Tous les commentaires (49)
J'espère qu'en mettant la 360 en anglais on pourra avoir la VO, vu qu'à mon avis on pourra se brosser pour avoir l'option dans le jeu...
En tout cas la fin du mois d'août n'aura jamais parue aussi lointaine ^^
Comme toi, et même sans y avoir jouer, il me tarde de mettre la main sur le sésame.
Je suis bien heureux de voir que liberté il y aura, que l'IA se débrouille bien, que l'action est exigeante autant que l'infiltration et surtout que l'univers est bien cohérent et développé avec en appui un excellent travail sonore et que le scénar semble prometteur. Pour couronner le tout le HUD est entièrement paramétrable. Très bon travail tout ça.
ps: Pour la voix originale de Jensen on l'aime déjà :).
L'attente sera longue pour replonger dans cet univers si inquiétant, mais pourtant si fascinant et magique.
Ah non, c'est Duke, ça... :p
Mais Deus Ex possède lui un gameplay à choix multiples, mais pas que dans les dialogues... :)
Bref c'est plutôt vers ça que BioWare devrait lorgner, plutôt que simplifier de plus en plus et arriver à un résultat limite bâtard sur ses dernières prod.
Pour ME2 par contre... c'est plus un jeu d'action qu'un RPG donc bon... mais c'est a EA qu'il faut en vouloir, plus qu'à Bioware...
Autre chose, Je vois souvent des gens qui utilisent le terme FPS sans apparemment trop savoir ce que cela signifie, Ce n'est pas problématique mais je préfère revenir dessus pour informer.
FPS ne veut pas dire jeu de shoot mais bien que la vu est de l'interieur du personnage. First Person Shooter. Contrairement aux TPS = Third Person Shooter qui dans ce cas est un gameplay ou on voit le personnage. (ME justement etc...) Voilou . :)
Pour Deus Ex HR, ça tape plus ou moins dans la même catégorie oui, dans un genre différent et avec une approche différente. Mais est-ce que ME devrait s'en inspiré? C'est pas si évident. A une période où l'on reproche aux Japonais d'occidentalisé leur BTA ou RPG; on peut se demander si c'est pas mieux que chacun garde sa vision et son traitement d'un genre ou d'une histoire. Notons aussi qu'on en est encore à vouloir ranger les jeux par cases de genre et qu'ils correspondent bien à la case. Pas d'écart au genre tolérés.
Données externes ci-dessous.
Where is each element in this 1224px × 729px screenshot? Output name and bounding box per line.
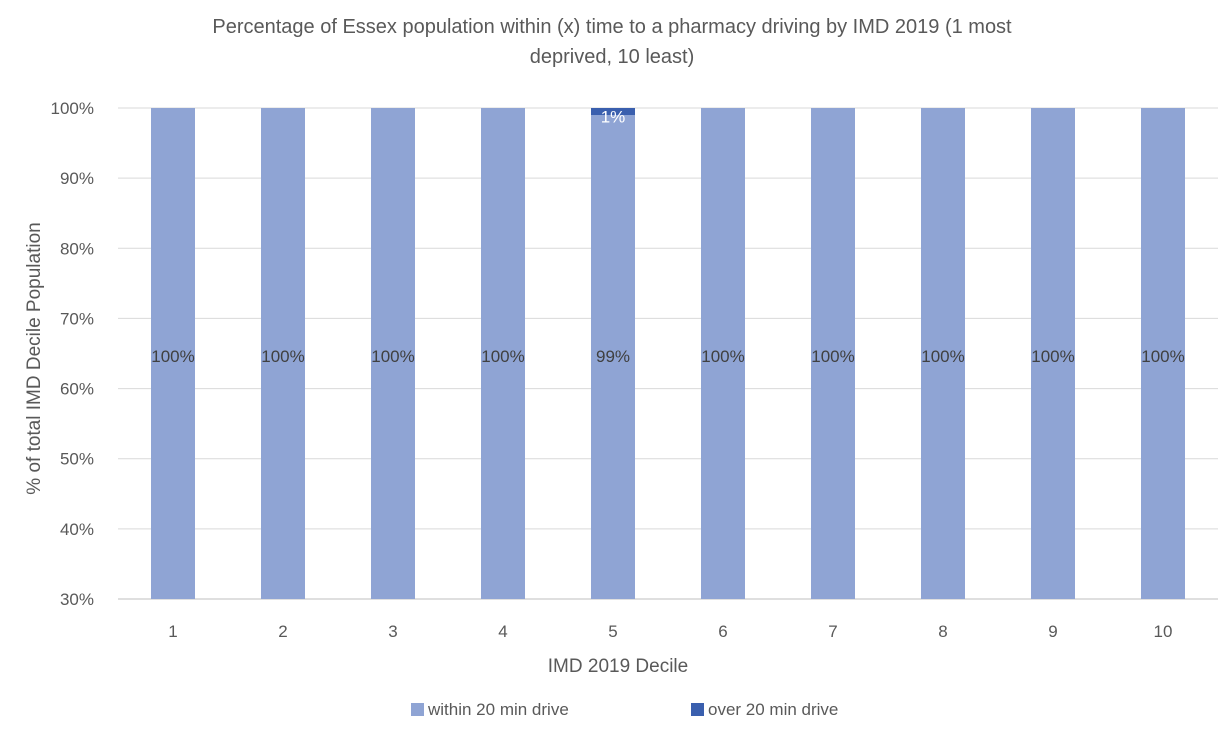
data-label: 99% xyxy=(596,347,630,366)
data-label: 100% xyxy=(921,347,964,366)
chart-title-line-1: Percentage of Essex population within (x… xyxy=(212,16,1012,38)
x-tick-label: 4 xyxy=(498,622,507,641)
x-tick-label: 1 xyxy=(168,622,177,641)
x-tick-label: 10 xyxy=(1154,622,1173,641)
bar-within-20-min xyxy=(261,108,305,599)
data-label: 100% xyxy=(811,347,854,366)
data-label: 100% xyxy=(481,347,524,366)
data-label: 1% xyxy=(601,108,626,127)
bar-within-20-min xyxy=(701,108,745,599)
bar-within-20-min xyxy=(921,108,965,599)
y-tick-label: 70% xyxy=(60,309,94,328)
bar-within-20-min xyxy=(1141,108,1185,599)
y-tick-label: 60% xyxy=(60,380,94,399)
chart-title: Percentage of Essex population within (x… xyxy=(40,12,1184,72)
y-tick-label: 80% xyxy=(60,239,94,258)
data-label: 100% xyxy=(261,347,304,366)
legend-label: over 20 min drive xyxy=(708,700,838,719)
bar-within-20-min xyxy=(151,108,195,599)
data-label: 100% xyxy=(701,347,744,366)
x-tick-label: 2 xyxy=(278,622,287,641)
data-label: 100% xyxy=(371,347,414,366)
chart-title-line-2: deprived, 10 least) xyxy=(529,46,695,68)
bar-within-20-min xyxy=(811,108,855,599)
y-axis-title: % of total IMD Decile Population xyxy=(24,222,45,494)
legend-swatch xyxy=(691,703,704,716)
bar-within-20-min xyxy=(481,108,525,599)
legend-item-over-20-min: over 20 min drive xyxy=(691,700,838,719)
x-tick-label: 3 xyxy=(388,622,397,641)
y-tick-label: 40% xyxy=(60,520,94,539)
y-tick-label: 50% xyxy=(60,450,94,469)
bar-over-20-min xyxy=(591,108,635,116)
x-tick-label: 8 xyxy=(938,622,947,641)
y-tick-label: 90% xyxy=(60,169,94,188)
bar-within-20-min xyxy=(591,115,635,599)
x-tick-label: 6 xyxy=(718,622,727,641)
data-label: 100% xyxy=(1031,347,1074,366)
y-tick-label: 30% xyxy=(60,590,94,609)
y-tick-label: 100% xyxy=(51,99,94,118)
bar-within-20-min xyxy=(371,108,415,599)
x-tick-label: 5 xyxy=(608,622,617,641)
legend-item-within-20-min: within 20 min drive xyxy=(411,700,569,719)
legend-label: within 20 min drive xyxy=(427,700,569,719)
data-label: 100% xyxy=(1141,347,1184,366)
bar-within-20-min xyxy=(1031,108,1075,599)
x-tick-label: 9 xyxy=(1048,622,1057,641)
x-axis-title: IMD 2019 Decile xyxy=(548,656,688,677)
data-label: 100% xyxy=(151,347,194,366)
legend-swatch xyxy=(411,703,424,716)
x-tick-label: 7 xyxy=(828,622,837,641)
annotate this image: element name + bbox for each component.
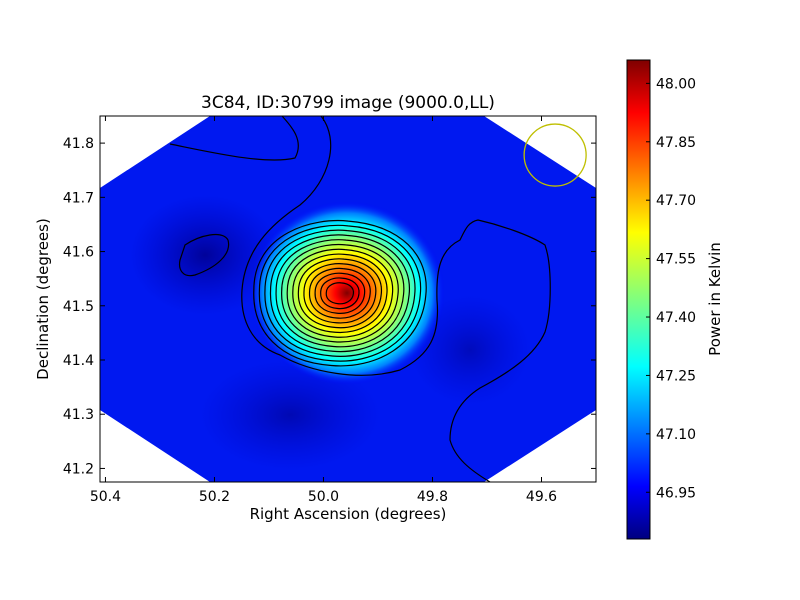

Mais Deus Ex possède lui un gameplay à choix multiples, mais pas que dans les dialogues... :)
Bref c'est plutôt vers ça que BioWare devrait lorgner, plutôt que simplifier de plus en plus et arriver à un résultat limite bâtard sur ses dernières prod.
(on s'en fout des vues, je crois que tout le monde ici connait la différence FPS/TPS ^^ et tout le monde a aussi pleinement conscience qu'il ne s'agit au final que de buter de l'ennemi avec une arme à feu dans les deux cas)
Et non on ne se fout pas des vues, surtout quand il y a de l'infiltration en jeu.